Probability Question - colored balls in 2 bowls - Baye's formula?

[GreenPrint]

Probability Question -- colored balls in 2 bowls -- Baye's formula?

Bowl #1 contains 2 red balls and 2 white balls
Bowl #2 contains 3 red balls and 2 white ball

one bowl is chosen at random (each is equally likely)

(A) What is the probability of choosing a red ball?

Let R stand for choosing a red ball
$B_{#}$ = Bowel #

$P(R) = P(B_{1})P(R|B_{1})+P(B_{2})P(R|B_{2})$
$P(R) = \frac{1}{2} \frac{1}{2} + \frac{1}{2} + \frac{3}{4} = .625$

(B)
$P(B_{1}) = P(R)P(B_{1}|R)$

I don't know how to calculate $P(B_{1}|R)$. Do I need to use Baye's formula?

Thanks for any help! Hopefully I'm not making this to complicated again lol.

 

[Dick]

Bowl #1 contains 2 red balls and 2 white balls
Bowl #2 contains 3 red balls and 2 white ball

one bowl is chosen at random (each is equally likely)

(A) What is the probability of choosing a red ball?

Let R stand for choosing a red ball
$B_{#}$ = Bowel #

$P(R) = P(B_{1})P(R|B_{1})+P(B_{2})P(R|B_{2})$
$P(R) = \frac{1}{2} \frac{1}{2} + \frac{1}{2} + \frac{3}{4} = .625$

(B)
$P(B_{1}) = P(R)P(B_{1}|R)$

I don't know how to calculate $P(B_{1}|R)$. Do I need to use Baye's formula?

Thanks for any help!
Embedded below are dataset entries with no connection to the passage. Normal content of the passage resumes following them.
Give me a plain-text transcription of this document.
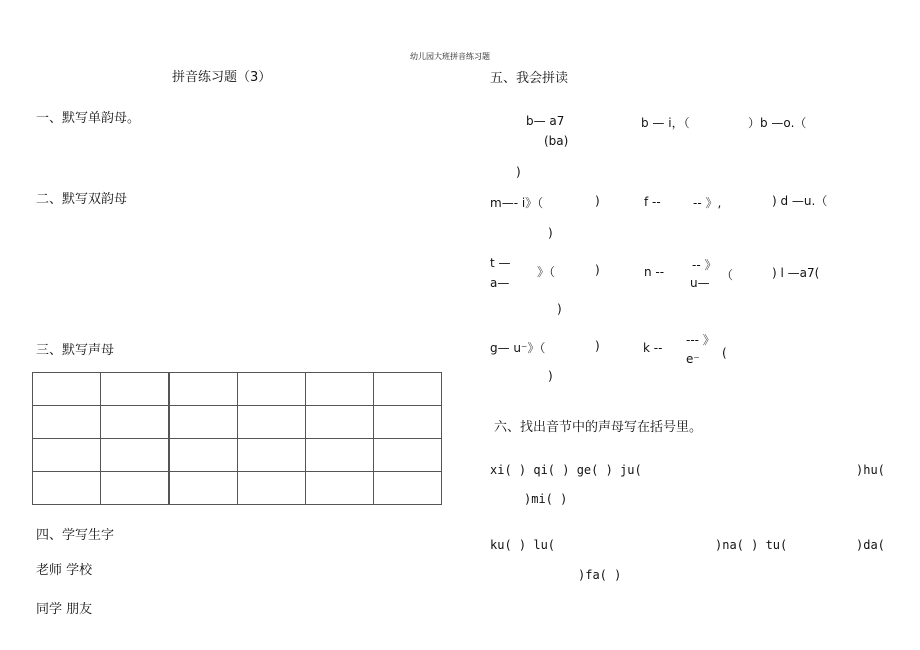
幼儿园大班拼音练习题
拼音练习题（3）
一、默写单韵母。
二、默写双韵母
三、默写声母

四、学写生字
老师 学校
同学 朋友
五、我会拼读
b— a7
(ba)
b — i，（	）b —o.（
)
m—- i》（	)	f --	-- 》,	) d —u.（
)
t —
a—
》（	)	n -- -- 》
u—
（	) l —a7(
)
g— u⁻》（	)	k --
--- 》
e⁻ (
)
六、找出音节中的声母写在括号里。
xi( ) qi( ) ge( ) ju(	)hu(
)mi( )
ku( ) lu(	)na( ) tu(	)da(
)fa( )
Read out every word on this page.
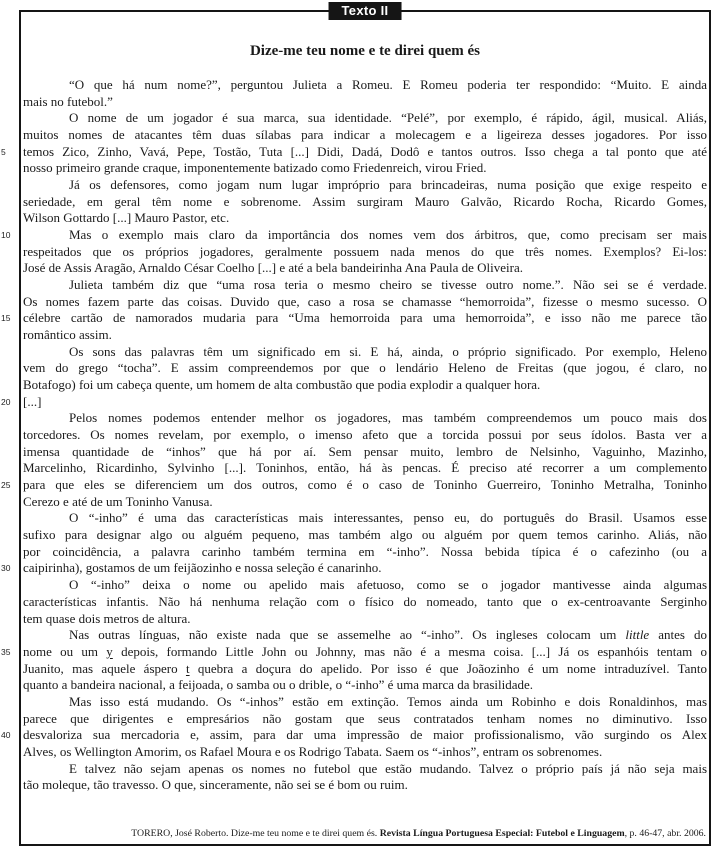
Texto II
Dize-me teu nome e te direi quem és
“O que há num nome?”, perguntou Julieta a Romeu. E Romeu poderia ter respondido: “Muito. E ainda
mais no futebol.”
O nome de um jogador é sua marca, sua identidade. “Pelé”, por exemplo, é rápido, ágil, musical. Aliás,
muitos nomes de atacantes têm duas sílabas para indicar a molecagem e a ligeireza desses jogadores. Por isso
5	temos Zico, Zinho, Vavá, Pepe, Tostão, Tuta [...] Didi, Dadá, Dodô e tantos outros. Isso chega a tal ponto que até
nosso primeiro grande craque, imponentemente batizado como Friedenreich, virou Fried.
Já os defensores, como jogam num lugar impróprio para brincadeiras, numa posição que exige respeito e
seriedade, em geral têm nome e sobrenome. Assim surgiram Mauro Galvão, Ricardo Rocha, Ricardo Gomes,
Wilson Gottardo [...] Mauro Pastor, etc.
10	Mas o exemplo mais claro da importância dos nomes vem dos árbitros, que, como precisam ser mais
respeitados que os próprios jogadores, geralmente possuem nada menos do que três nomes. Exemplos? Ei-los:
José de Assis Aragão, Arnaldo César Coelho [...] e até a bela bandeirinha Ana Paula de Oliveira.
Julieta também diz que “uma rosa teria o mesmo cheiro se tivesse outro nome.”. Não sei se é verdade.
Os nomes fazem parte das coisas. Duvido que, caso a rosa se chamasse “hemorroida”, fizesse o mesmo sucesso. O
15 célebre cartão de namorados mudaria para “Uma hemorroida para uma hemorroida”, e isso não me parece tão
romântico assim.
Os sons das palavras têm um significado em si. E há, ainda, o próprio significado. Por exemplo, Heleno
vem do grego “tocha”. E assim compreendemos por que o lendário Heleno de Freitas (que jogou, é claro, no
Botafogo) foi um cabeça quente, um homem de alta combustão que podia explodir a qualquer hora.
20 [...]
Pelos nomes podemos entender melhor os jogadores, mas também compreendemos um pouco mais dos
torcedores. Os nomes revelam, por exemplo, o imenso afeto que a torcida possui por seus ídolos. Basta ver a
imensa quantidade de “inhos” que há por aí. Sem pensar muito, lembro de Nelsinho, Vaguinho, Mazinho,
Marcelinho, Ricardinho, Sylvinho [...]. Toninhos, então, há às pencas. É preciso até recorrer a um complemento
25 para que eles se diferenciem um dos outros, como é o caso de Toninho Guerreiro, Toninho Metralha, Toninho
Cerezo e até de um Toninho Vanusa.
O “-inho” é uma das características mais interessantes, penso eu, do português do Brasil. Usamos esse
sufixo para designar algo ou alguém pequeno, mas também algo ou alguém por quem temos carinho. Aliás, não
por coincidência, a palavra carinho também termina em “-inho”. Nossa bebida típica é o cafezinho (ou a
30 caipirinha), gostamos de um feijãozinho e nossa seleção é canarinho.
O “-inho” deixa o nome ou apelido mais afetuoso, como se o jogador mantivesse ainda algumas
características infantis. Não há nenhuma relação com o físico do nomeado, tanto que o ex-centroavante Serginho
tem quase dois metros de altura.
Nas outras línguas, não existe nada que se assemelhe ao “-inho”. Os ingleses colocam um little antes do
35 nome ou um y depois, formando Little John ou Johnny, mas não é a mesma coisa. [...] Já os espanhóis tentam o
Juanito, mas aquele áspero t quebra a doçura do apelido. Por isso é que Joãozinho é um nome intraduzível. Tanto
quanto a bandeira nacional, a feijoada, o samba ou o drible, o “-inho” é uma marca da brasilidade.
Mas isso está mudando. Os “-inhos” estão em extinção. Temos ainda um Robinho e dois Ronaldinhos, mas
parece que dirigentes e empresários não gostam que seus contratados tenham nomes no diminutivo. Isso
40 desvaloriza sua mercadoria e, assim, para dar uma impressão de maior profissionalismo, vão surgindo os Alex
Alves, os Wellington Amorim, os Rafael Moura e os Rodrigo Tabata. Saem os “-inhos”, entram os sobrenomes.
E talvez não sejam apenas os nomes no futebol que estão mudando. Talvez o próprio país já não seja mais
tão moleque, tão travesso. O que, sinceramente, não sei se é bom ou ruim.
TORERO, José Roberto. Dize-me teu nome e te direi quem és. Revista Língua Portuguesa Especial: Futebol e Linguagem, p. 46-47, abr. 2006.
Hopefully I'm not making this to complicated again lol.

I'm not an expert in these things but you got part (A) wrong. Try it again. And for part (B), now it sounds like a good time to use Baye's formula.

 

[GreenPrint]

Is it just (1/2)(3/4) for part A?

 

[Dick]

Is it just (1/2)(3/4) for part A?

No, no. It's given by exactly the formula you wrote except you've got P(R|B_2) wrong. What is that? It's not 3/4.

 

[haruspex]

(B)

What is the actual question for B?

$P(B_{1}) = P(R)P(B_{1}|R)$

That would not be true in general. $P(B_{1} \wedge R) = P(R)P(B_{1}|R)$, $P(B_{1}) = P(R)P(B_{1}|R) + P(\neg R)P(B_{1}|(\neg R)$

 

[GreenPrint]

Ok so I figured out my mathematical miscalculation in A and was able to figure out the answer to B (I realized I forgot to post it).

What is that symbol mean?
¬?

 

[HallsofIvy]

Bowl #1 contains 2 red balls and 2 white balls
Bowl #2 contains 3 red balls and 2 white ball

one bowl is chosen at random (each is equally likely)
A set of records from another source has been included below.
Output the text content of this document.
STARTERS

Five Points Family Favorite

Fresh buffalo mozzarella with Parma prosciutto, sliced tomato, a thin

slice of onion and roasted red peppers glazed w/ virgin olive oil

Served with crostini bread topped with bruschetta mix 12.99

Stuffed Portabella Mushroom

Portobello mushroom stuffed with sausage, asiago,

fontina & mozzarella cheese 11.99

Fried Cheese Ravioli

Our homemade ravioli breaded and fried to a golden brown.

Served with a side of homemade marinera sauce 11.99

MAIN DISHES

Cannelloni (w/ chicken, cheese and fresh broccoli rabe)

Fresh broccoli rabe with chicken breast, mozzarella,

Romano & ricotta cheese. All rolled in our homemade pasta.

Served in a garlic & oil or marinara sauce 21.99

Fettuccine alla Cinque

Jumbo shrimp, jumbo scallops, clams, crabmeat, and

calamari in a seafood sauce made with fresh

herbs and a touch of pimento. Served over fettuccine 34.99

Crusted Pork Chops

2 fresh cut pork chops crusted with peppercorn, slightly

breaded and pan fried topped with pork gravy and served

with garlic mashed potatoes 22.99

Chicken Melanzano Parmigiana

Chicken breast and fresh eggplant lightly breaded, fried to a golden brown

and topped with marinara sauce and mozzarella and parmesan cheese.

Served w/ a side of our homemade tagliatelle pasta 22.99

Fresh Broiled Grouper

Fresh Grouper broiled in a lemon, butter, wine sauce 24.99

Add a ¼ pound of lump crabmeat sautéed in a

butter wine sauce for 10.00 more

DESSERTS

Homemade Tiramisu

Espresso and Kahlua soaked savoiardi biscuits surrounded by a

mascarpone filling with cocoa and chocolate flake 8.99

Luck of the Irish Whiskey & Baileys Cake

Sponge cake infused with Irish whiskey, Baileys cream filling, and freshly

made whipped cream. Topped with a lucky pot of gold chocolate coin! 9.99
(A) What is the probability of choosing a red ball?

Let R stand for choosing a red ball
$B_{#}$ = Bowel #

$P(R) = P(B_{1})P(R|B_{1})+P(B_{2})P(R|B_{2})$
$P(R) = \frac{1}{2} \frac{1}{2} + \frac{1}{2} + \frac{3}{4} = .625$

Surely you don't mean that second "+"?
$$\frac{1}{2}\frac{1}{4}+ \frac{1}{2}\frac{3}{5}= \frac{1}{8}+ \frac{3}{10}$$
Ignoring your typo with the "+", the probability that, drawing from the second bowl, you will draw a red ball, is 3/(3+ 2)= 3/5, not 3/4.

(B)
$P(B_{1}) = P(R)P(B_{1}|R)$

What, exactly, is the question? This is simply a "formula". What are you to do with it?
(And, by the way, an incorrect formula. After having picked a single ball, the probability that it was picked from bowl 1 is $P(B_1)= P(R)P(B_1|R)+ P(W)P(B_1|W)$)

I don't know how to calculate $P(B_{1}|R)$. Do I need to use Baye's formula?

That at least is easy to answer. There are a total of 5 red balls, 2 of them from bowl 1. Given that you picked a red ball, the probability it came from bowl 1 is 2/5.

Thanks for any help! Hopefully I'm not making this to complicated again lol.

 

[haruspex]

What is that symbol mean?
¬?

It's a logical 'not'.